Una volta trascorsi i cinque giorni, o comunque, secondo la giurisprudenza maggioritaria, una volta estrinsecatasi la difesa del lavoratore, il datore di lavoro può procedere all’irrogazione del provvedimento disciplinare che avrà efficacia immediata.

Tra le principali tipologie di sanzioni vi sono, oltre al rimprovero verbale, l’ammonizione scritta, la multa, la sospensione, il trasferimento, fino a giungere alla più grave, licenziamento.

Nella comunicazione di irrogazione della sanzione non è necessario, salvo espressa previsione da parte della contrattazione collettiva, riproporre analiticamente le ragioni del provvedimento sanzionatorio essendo sufficiente il richiamo alla precedente contestazione di addebito.

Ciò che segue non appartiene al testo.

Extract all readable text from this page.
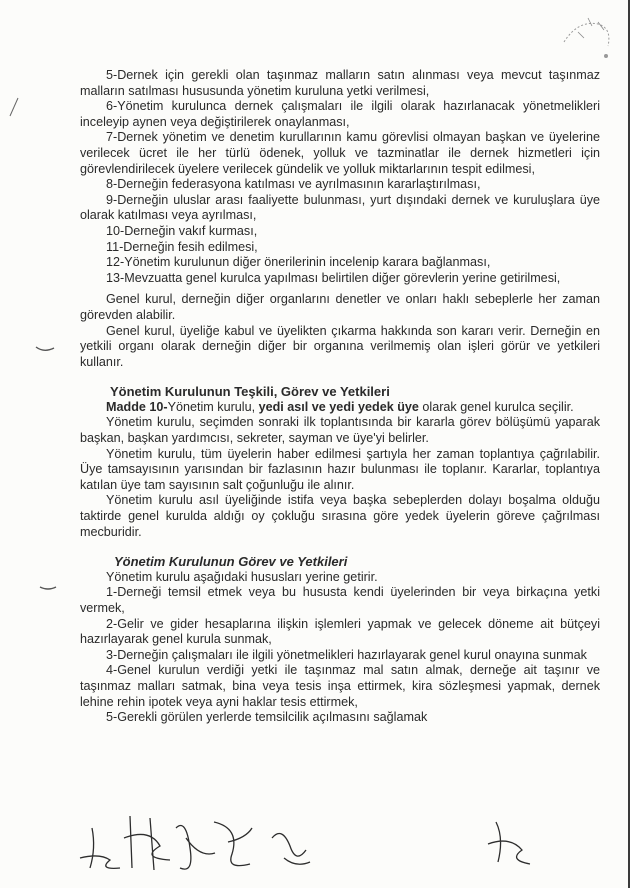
5-Dernek için gerekli olan taşınmaz malların satın alınması veya mevcut taşınmaz malların satılması hususunda yönetim kuruluna yetki verilmesi,

6-Yönetim kurulunca dernek çalışmaları ile ilgili olarak hazırlanacak yönetmelikleri inceleyip aynen veya değiştirilerek onaylanması,

7-Dernek yönetim ve denetim kurullarının kamu görevlisi olmayan başkan ve üyelerine verilecek ücret ile her türlü ödenek, yolluk ve tazminatlar ile dernek hizmetleri için görevlendirilecek üyelere verilecek gündelik ve yolluk miktarlarının tespit edilmesi,

8-Derneğin federasyona katılması ve ayrılmasının kararlaştırılması,

9-Derneğin uluslar arası faaliyette bulunması, yurt dışındaki dernek ve kuruluşlara üye olarak katılması veya ayrılması,

10-Derneğin vakıf kurması,

11-Derneğin fesih edilmesi,

12-Yönetim kurulunun diğer önerilerinin incelenip karara bağlanması,

13-Mevzuatta genel kurulca yapılması belirtilen diğer görevlerin yerine getirilmesi,

Genel kurul, derneğin diğer organlarını denetler ve onları haklı sebeplerle her zaman görevden alabilir.

Genel kurul, üyeliğe kabul ve üyelikten çıkarma hakkında son kararı verir. Derneğin en yetkili organı olarak derneğin diğer bir organına verilmemiş olan işleri görür ve yetkileri kullanır.

Yönetim Kurulunun Teşkili, Görev ve Yetkileri

Madde 10-Yönetim kurulu, yedi asıl ve yedi yedek üye olarak genel kurulca seçilir.

Yönetim kurulu, seçimden sonraki ilk toplantısında bir kararla görev bölüşümü yaparak başkan, başkan yardımcısı, sekreter, sayman ve üye'yi belirler.

Yönetim kurulu, tüm üyelerin haber edilmesi şartıyla her zaman toplantıya çağrılabilir. Üye tamsayısının yarısından bir fazlasının hazır bulunması ile toplanır. Kararlar, toplantıya katılan üye tam sayısının salt çoğunluğu ile alınır.

Yönetim kurulu asıl üyeliğinde istifa veya başka sebeplerden dolayı boşalma olduğu taktirde genel kurulda aldığı oy çokluğu sırasına göre yedek üyelerin göreve çağrılması mecburidir.

Yönetim Kurulunun Görev ve Yetkileri

Yönetim kurulu aşağıdaki hususları yerine getirir.

1-Derneği temsil etmek veya bu hususta kendi üyelerinden bir veya birkaçına yetki vermek,

2-Gelir ve gider hesaplarına ilişkin işlemleri yapmak ve gelecek döneme ait bütçeyi hazırlayarak genel kurula sunmak,

3-Derneğin çalışmaları ile ilgili yönetmelikleri hazırlayarak genel kurul onayına sunmak

4-Genel kurulun verdiği yetki ile taşınmaz mal satın almak, derneğe ait taşınır ve taşınmaz malları satmak, bina veya tesis inşa ettirmek, kira sözleşmesi yapmak, dernek lehine rehin ipotek veya ayni haklar tesis ettirmek,

5-Gerekli görülen yerlerde temsilcilik açılmasını sağlamak
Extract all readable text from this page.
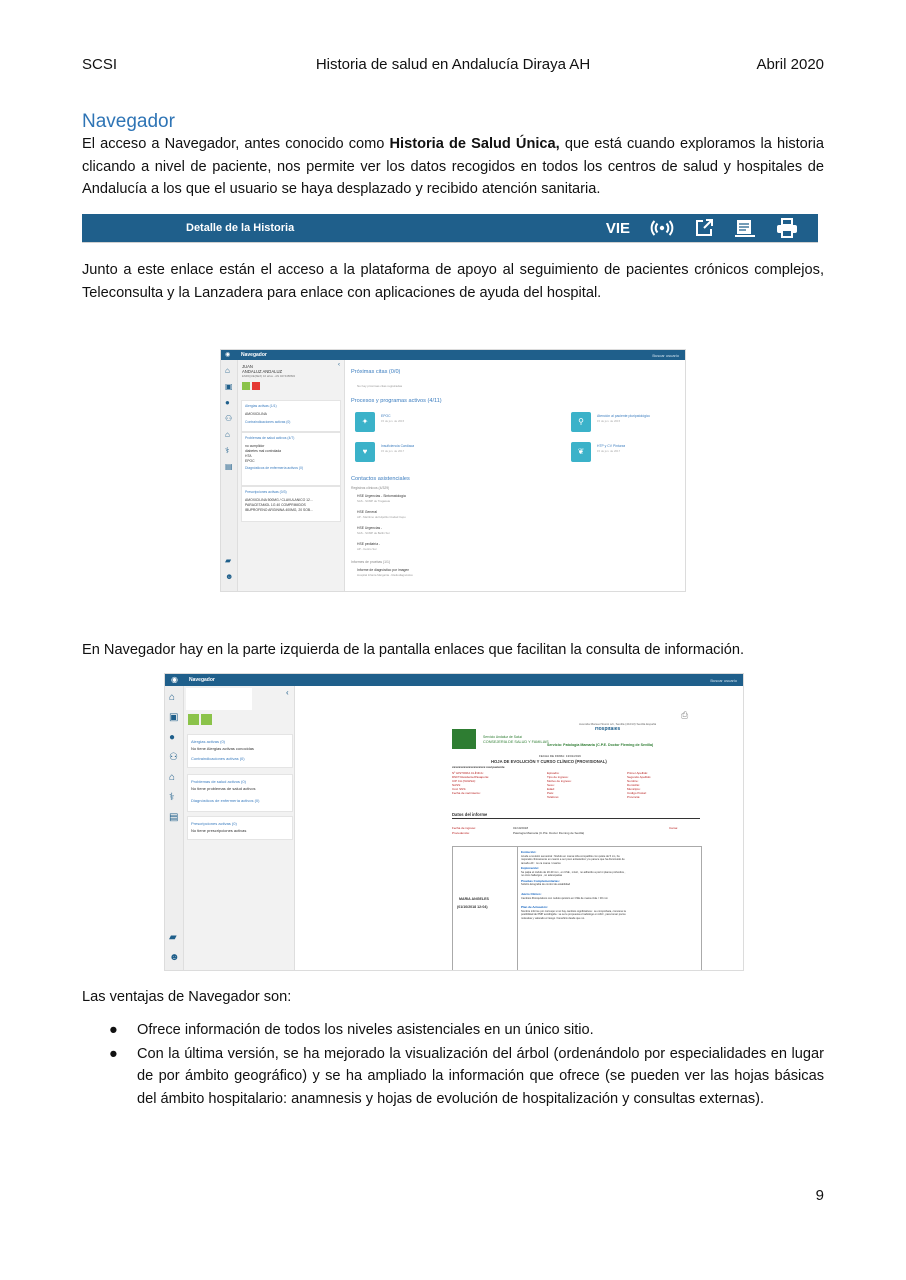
SCSI	Historia de salud en Andalucía Diraya AH	Abril 2020
Navegador
El acceso a Navegador, antes conocido como Historia de Salud Única, que está cuando exploramos la historia clicando a nivel de paciente, nos permite ver los datos recogidos en todos los centros de salud y hospitales de Andalucía a los que el usuario se haya desplazado y recibido atención sanitaria.
Detalle de la Historia	VIE
Junto a este enlace están el acceso a la plataforma de apoyo al seguimiento de pacientes crónicos complejos, Teleconsulta y la Lanzadera para enlace con aplicaciones de ayuda del hospital.
◉ Navegador	Buscar usuario
⌂
▣
●
⚇
⌂
⚕
▤
▰
☻
JUAN
ANDALUZ ANDALUZ
ENRIQUE(SEX) 16 años - AN 0274458601
‹
Alergias activas (1/1)
AMOXICILINA
Contraindicaciones activas (0)
Problemas de salud activos (4/7)
no cumplidor
diabetes mal controlada
HTA
EPOC
Diagnósticos de enfermería activos (0)
Prescripciones activas (0/3)
AMOXICILINA 500MG / CLAVULANICO 12...
PARACETAMOL 1G 40 COMPRIMIDOS
IBUPROFENO ARGININA 400MG, 20 SOB...
Próximas citas (0/0)
No hay próximas citas registradas
Procesos y programas activos (4/11)
✦
EPOC
15 de jun. de 2015	⚲
Atención al paciente pluripatológico
15 de jun. de 2015
♥
Insuficiencia Cardiaca
15 de jun. de 2017	❦
HTP y CV Pinturas
15 de jun. de 2017
Contactos asistenciales
Registros clínicos (4/329)
HSE Urgencias - Sintomatología
SAS - SCMP de Tragacete
HSE General
AP - Marítimo del Hipólito Ciudad Cepo
HSE Urgencias -
SAS - SCMP de Bellín Sur
HSE pediatría -
AP - Centro Sur
Informes de pruebas (1/1)
Informe de diagnóstico por imagen
Hospital Infanta Margarita - Radiodiagnóstico
En Navegador hay en la parte izquierda de la pantalla enlaces que facilitan la consulta de información.
◉ Navegador	Buscar usuario
⌂
▣
●
⚇
⌂
⚕
▤
▰
☻
‹
Alergias activas (0)
No tiene Alergias activas conocidas
Contraindicaciones activas (0)
Problemas de salud activos (0)
No tiene problemas de salud activos
Diagnósticos de enfermería activos (0)
Prescripciones activas (0)
No tiene prescripciones activas
⎙
Avenida Manuel Siurot s/n, Sevilla (41013) Sevilla España
Hospitales
Servicio Andaluz de Salud
CONSEJERÍA DE SALUD Y FAMILIAS
Servicio: Patología Mamaria (C.P.E. Doctor Fleming de Sevilla)
FECHA DE FIRMA: 13/01/2019
HOJA DE EVOLUCIÓN Y CURSO CLÍNICO (PROVISIONAL)
xxxxxxxxxxxxxxxxxxxx real paciente
Nº HISTORIA CLÍNICA:
DNI/T.Residente/Pasaporte:
CIP CA (NUHSA):
NASS:
Cód. SNS:
Fecha de nacimiento:
Episodio:
Tipo de ingreso:
Motivo de ingreso:
Sexo:
Edad:
País:
Teléfono:
Primer Apellido:
Segundo Apellido:
Nombre:
Domicilio:
Municipio:
Código Postal:
Provincia:
Datos del informe
Fecha de ingreso:	01/10/2018	Cama:
Procedencia:	Patología Mamaria (C.P.E. Doctor Fleming de Sevilla)
MARIA ANGELES
(01/10/2018 12:04)
Evolución:
Acude a revisión semestral : Nódulo en mama izda compatible con quiste de 5 cm, ha
mejorado clínicamente en cuanto a ser poco antiestético y le parece que ha disminuido de
tamaño.AF : no ca mama / ovarios
Exploración:
Se palpa el nódulo de 20-30 mm , en CSE , móvil , no adherido a piel ni planos profundos ,
no otros hallazgos , no adenopatías
Pruebas Complementarias:
Solicito Ecografía de control de estabilidad
Juicio Clínico:
Cambios fibroquísticos con nodulo quístico en CSE de mama izda < 30 mm
Plan de Actuación:
Nombre informe por correspo si no hay cambios significativos : se comprobara, conviene la
posibilidad de PMP ecodirigida : se se le propuesta el radiologo en Abril , para tomar pocos
molestias y valorado el riesgo / beneficio desde que no.
Las ventajas de Navegador son:
● Ofrece información de todos los niveles asistenciales en un único sitio.
● Con la última versión, se ha mejorado la visualización del árbol (ordenándolo por especialidades en lugar de por ámbito geográfico) y se ha ampliado la información que ofrece (se pueden ver las hojas básicas del ámbito hospitalario: anamnesis y hojas de evolución de hospitalización y consultas externas).
9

A questo punto il lavoratore che vuole opporsi al provvedimento comminatogli può alternativamente, sempre con l’assistenza eventuale del sindacato cui scelga di rivolgersi:
- «promuovere, nei venti giorni successivi, […] la costituzione, tramite l'ufficio provinciale del lavoro e della massima occupazione, di un collegio di conciliazione ed arbitrato, composto da un rappresentante di ciascuna delle parti e da un terzo membro scelto di comune accordo o, in difetto di accordo, nominato dal direttore dell'ufficio del lavoro». Nel caso in cui il datore di lavoro non proceda alla nomina del proprio rappresentante in seno al collegio la sanzione non ha effetto.In tutti i casi la sanzione disciplinare resta sospesa fino alla pronuncia da parte del collegio.
L'accordo formulato dal collegio arbitrale è insindacabile nel merito mentre può essere impugnato, entro cinque anni, per motivi di legittimità.
- impugnare la sanzione davanti all'autorità giudiziaria. In tale ipotesi spetta al lavoratore la prova dell'irrilevanza o dell’insussistenza dei fatti contestatigli.

Tale azione non è soggetta a termini di decadenza e trattandosi di azione di nullità è di per sé imprescrittibile. Ma posto che «non può tenersi conto ad alcun effetto delle sanzioni disciplinari decorsi due anni dalla loro applicazione» trascorso tale termine l’azione si ritiene improponibile per carenza d’interesse ad agire.

Quello che le strutture sindacali hanno percepito nel tempo prestando assistenza ai lavoratori nel fornire le giustificazioni e nella fase di opposizione al provvedimento erogato è stato un alternarsi di momenti differenti in cui le contestazionidisciplinari erano molto frequenti o quasi assenti: sarebbero state un mezzo che il datore di lavoro avrebbe spesso utilizzato in maniera strumentale [Omissis - versione integrale presente nel testo].

Nel contesto attuale nella specie nel sentire dei sindacati la contestazione disciplinare viene ad avere in sostanza rilievo sempre più marginale, visto l’attenuarsi dei regimi di tutela in caso di licenziamento e la conseguente maggior semplicità con cui questo può e potrà essere irrogato.

Dall’altra parte nel caso di sanzioni conservative comunque è sempre minore lo spazio per la difesa del lavoratore: opporsi al provvedimento disciplinare ha comunque un costo e difficilmente si ottiene nella prassi un’inversione di rotta completa.